Marco Souza disse...

muito bacana o som deles, ana.
vc tem os albuns em mp3 pra passar pra nóis?

Anônimo disse...

Eu to começando a me aprofundar mais na obra do Violins agora, mas já deu pra ver que é uma das bandas nacionais na ativa de proposta mais interessante e bem merecedora de atenção - e o texto tá fodaço, ana! Dá mó vontade de conhecer o som dos caras após ler essas palavras... e essa é uma das maiores qualidades que um texto sobre banda indie pode ter.

ah, qto aos álbuns completos em mp3: a "direção" deste honroso blog preferiu não colocá-los à disposição de todos com medo de arranjar briga com os Violins (vai que eles não gostam...) - e não queremos inimizade com bandas legais! Mas, na surdina: a comuna Discografias do Orkut tem quase a discografia toda disponível...

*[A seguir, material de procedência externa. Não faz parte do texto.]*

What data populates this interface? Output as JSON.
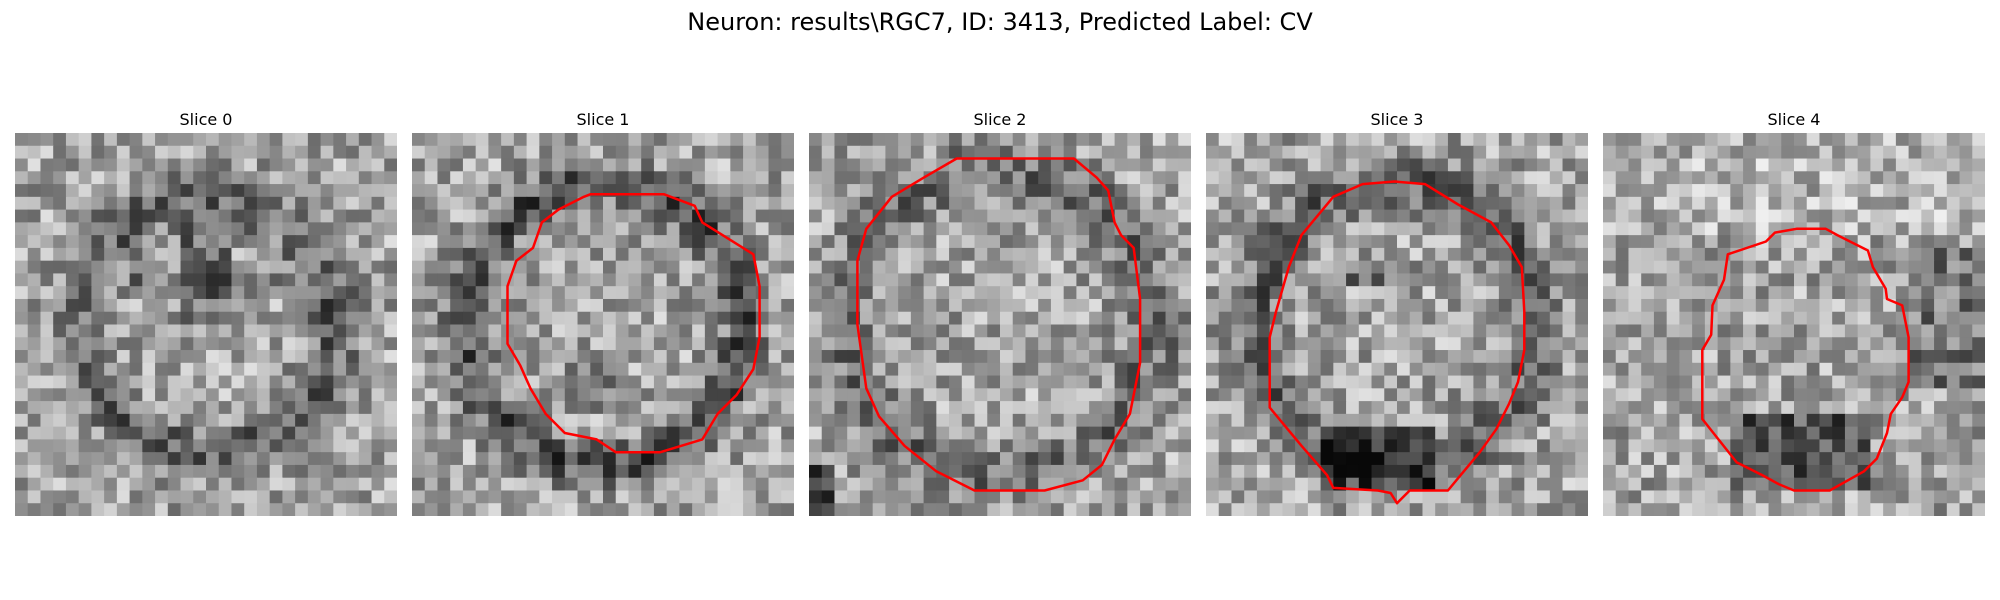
{
  "figure": {
    "title": "Neuron: results\\RGC7, ID: 3413, Predicted Label: CV"
  },
  "panels": [
    {
      "title": "Slice 0",
      "has_contour": false,
      "seed": 11,
      "feature": "ring-dark-lobes"
    },
    {
      "title": "Slice 1",
      "has_contour": true,
      "seed": 23,
      "feature": "ring-dark"
    },
    {
      "title": "Slice 2",
      "has_contour": true,
      "seed": 37,
      "feature": "soft-ring"
    },
    {
      "title": "Slice 3",
      "has_contour": true,
      "seed": 41,
      "feature": "ring-dark-bottom"
    },
    {
      "title": "Slice 4",
      "has_contour": true,
      "seed": 53,
      "feature": "dark-bottom"
    }
  ],
  "colors": {
    "contour": "#ff0000",
    "background": "#ffffff"
  }
}
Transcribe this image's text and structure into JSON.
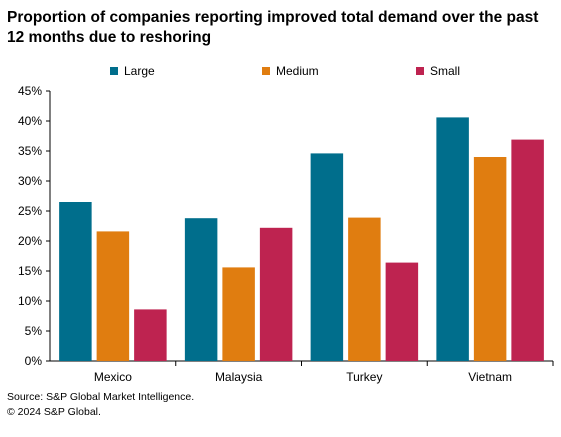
{
  "title": "Proportion of companies  reporting improved total demand over the past 12 months due to reshoring",
  "source": "Source: S&P Global Market Intelligence.",
  "copyright": "© 2024 S&P Global.",
  "colors": {
    "Large": "#006E8C",
    "Medium": "#E07D10",
    "Small": "#BE2350"
  },
  "chart_data": {
    "type": "bar",
    "title": "Proportion of companies  reporting improved total demand over the past 12 months due to reshoring",
    "categories": [
      "Mexico",
      "Malaysia",
      "Turkey",
      "Vietnam"
    ],
    "series": [
      {
        "name": "Large",
        "values": [
          26.5,
          23.8,
          34.6,
          40.6
        ]
      },
      {
        "name": "Medium",
        "values": [
          21.6,
          15.6,
          23.9,
          34.0
        ]
      },
      {
        "name": "Small",
        "values": [
          8.6,
          22.2,
          16.4,
          36.9
        ]
      }
    ],
    "yticks": [
      "0%",
      "5%",
      "10%",
      "15%",
      "20%",
      "25%",
      "30%",
      "35%",
      "40%",
      "45%"
    ],
    "ylim": [
      0,
      45
    ],
    "xlabel": "",
    "ylabel": "",
    "legend_position": "top",
    "grid": false
  }
}
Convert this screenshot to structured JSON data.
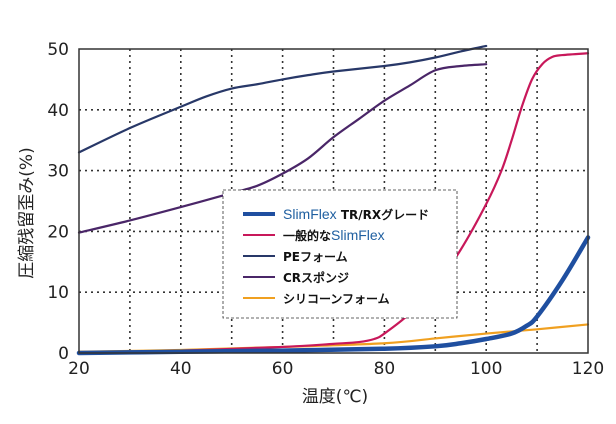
{
  "chart_data": {
    "type": "line",
    "xlabel": "温度(℃)",
    "ylabel": "圧縮残留歪み(%)",
    "xlim": [
      20,
      120
    ],
    "ylim": [
      0,
      50
    ],
    "x_ticks": [
      "20",
      "40",
      "60",
      "80",
      "100",
      "120"
    ],
    "y_ticks": [
      "0",
      "10",
      "20",
      "30",
      "40",
      "50"
    ],
    "grid": "dotted",
    "legend_position": "center",
    "series": [
      {
        "name_brand": "SlimFlex",
        "name_suffix": " TR/RXグレード",
        "color": "#1f4fa0",
        "x": [
          20,
          40,
          60,
          80,
          90,
          95,
          100,
          105,
          108,
          110,
          115,
          120
        ],
        "y": [
          0.0,
          0.2,
          0.4,
          0.7,
          1.1,
          1.6,
          2.3,
          3.2,
          4.5,
          6.0,
          12.0,
          19.0
        ]
      },
      {
        "name_text": "一般的な",
        "name_brand": "SlimFlex",
        "color": "#c8185a",
        "x": [
          20,
          40,
          60,
          70,
          75,
          78,
          80,
          85,
          90,
          95,
          100,
          103,
          105,
          107,
          109,
          111,
          113,
          115,
          120
        ],
        "y": [
          0.0,
          0.4,
          1.0,
          1.5,
          1.8,
          2.3,
          3.2,
          6.5,
          11.0,
          17.0,
          24.5,
          30.0,
          35.0,
          40.5,
          45.0,
          47.5,
          48.7,
          49.0,
          49.3
        ]
      },
      {
        "name": "PEフォーム",
        "color": "#283868",
        "x": [
          20,
          30,
          40,
          45,
          50,
          55,
          60,
          65,
          70,
          80,
          85,
          90,
          95,
          100
        ],
        "y": [
          33.0,
          37.0,
          40.5,
          42.2,
          43.5,
          44.2,
          45.0,
          45.7,
          46.3,
          47.2,
          47.8,
          48.6,
          49.6,
          50.5
        ]
      },
      {
        "name": "CRスポンジ",
        "color": "#4a2668",
        "x": [
          20,
          30,
          40,
          50,
          55,
          60,
          65,
          70,
          75,
          80,
          85,
          90,
          95,
          100
        ],
        "y": [
          19.8,
          21.8,
          24.0,
          26.3,
          27.5,
          29.5,
          32.0,
          35.5,
          38.5,
          41.5,
          44.0,
          46.5,
          47.2,
          47.5
        ]
      },
      {
        "name": "シリコーンフォーム",
        "color": "#f0a020",
        "x": [
          20,
          40,
          60,
          80,
          90,
          100,
          110,
          120
        ],
        "y": [
          0.2,
          0.5,
          1.0,
          1.6,
          2.4,
          3.2,
          3.9,
          4.7
        ]
      }
    ]
  }
}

http://www.orkut.com/CommMsgs.aspx?cmm=6244330&tid=2503963584266935077

=)

Anônimo disse...

como sempre a Ana me fazendo ir atrás de bandas novas para o meu antigo relicário musical dos sixties e seventies... há pouco tempo atrás, foi justamente ela e sua Crendicial Tosca que me levou a ouvir o Vanguart!!!